You’re Better Than This

I am nonpartisan.  I am pro-public service.  Stories like this are both disingenuous and unethical. The idea of a public social policy is that those who qualify, ahem, qualify. There is no “well, do you support this policy?” addendum.  Prohibition of such eligibility tests, however and by whomever conducted, is the basis of a liberal democracy qua equal protection. If we as a people say “these citizens qualify for these benefits,” that’s where the sentence–and the qualifications, as they might be—stop.  I strongly support social safety nets, and I stipulate that I understand the theory and empirics of incentives. That said (and a fortiore), a classical political liberal–someone who sees both the direct and indirect values of dissent and public discourse—should not only be, but seek to be seen as being, above the ultimate hypocrisy: proclaiming support for free speech and implicitly requiring speech conformance for the receipt of public benefits. 

Shame on you, gawker. The true argument is won without demonizing the (family of the) opponents. That’s game theory 101: a game won by dissimulating is a game won not for long.

With that, I leave you with this.

4 thoughts on “You’re Better Than This

  1. The point isn’t that he should be kicked off of Medicaid. The point is that as an aspiring elected representative of the people who is campaigning against this and similar elements of our social safety net, the fact that his personal actions contradict his public statements is a fair topic of discussion. In fact, as someone who believes in the social safety net, I believe this helps the discussion.

    We want and expect to know what our representatives believe, and what they plan to vote for and against. We also want to know if their personal and public actions match their rhetoric. How else can we evaluate someone’s character, the soundness of their policy, and overall qualification for office?

    • Thanks for the comment, Crystal.

      I don’t think his personal actions contradict his public statements. For example, someone who believes taxes are “too high” has a clear argument for why his or her payment of those taxes doesn’t contradict that position. Analogously, someone who doesn’t believe it is good public policy to offer subsidies need not deny himself or herself (and, a fortiore, their children) the personal advantage of those subsidies in order to publicly campaign against them. To hold otherwise is to impose an undue burden on public discourse. That is illiberal, in the classical sense.

  2. Greg Collett says this (

    “Good government is based on the concept of individual, God-given rights. (Evil forms of government entertain the nonsensical notion of collective rights.) . . .
    Our rights are limited by the rights of others. If we violate the rights of others, we have committed a crime. We hire government to help us secure our rights. If we assign any power to government that we do not have a right to as an individual, then government becomes tyrannical.

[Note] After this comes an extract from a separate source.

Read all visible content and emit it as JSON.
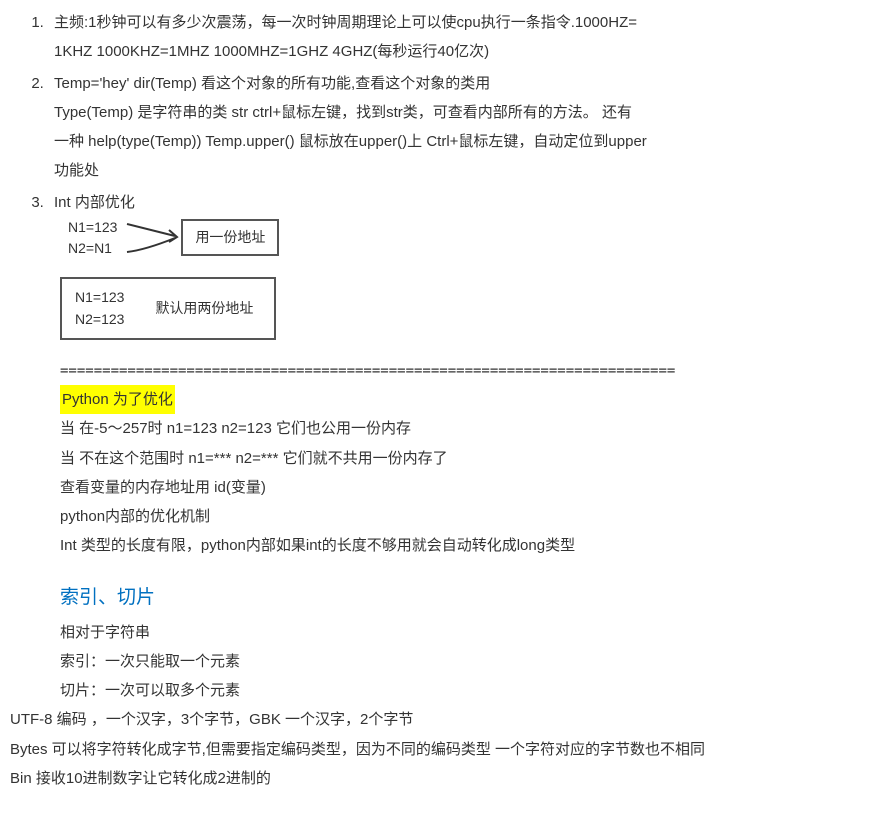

In fact, if we support the use of government to do anything that would be considered a crime if we were to do it individually, we are no more or less than a criminal at heart.
    Government is force, and using government to force men to do good works takes away the agency of man. We must put an end to the redistribution of wealth– to legal plunder.”

    In my opinion he has the right to speak as he wishes, he has the right to go to parks and accept Medicaid for his children unconditioned on his speech. But he seems to be saying above that those who visit a public park or accept welfare are criminals. I suggest that’s relevant to his candidacy and therefore newsworthy. (His exhibited lack of understanding of government is a larger issue.)

    Yours was a thought-provoking post. Thank you.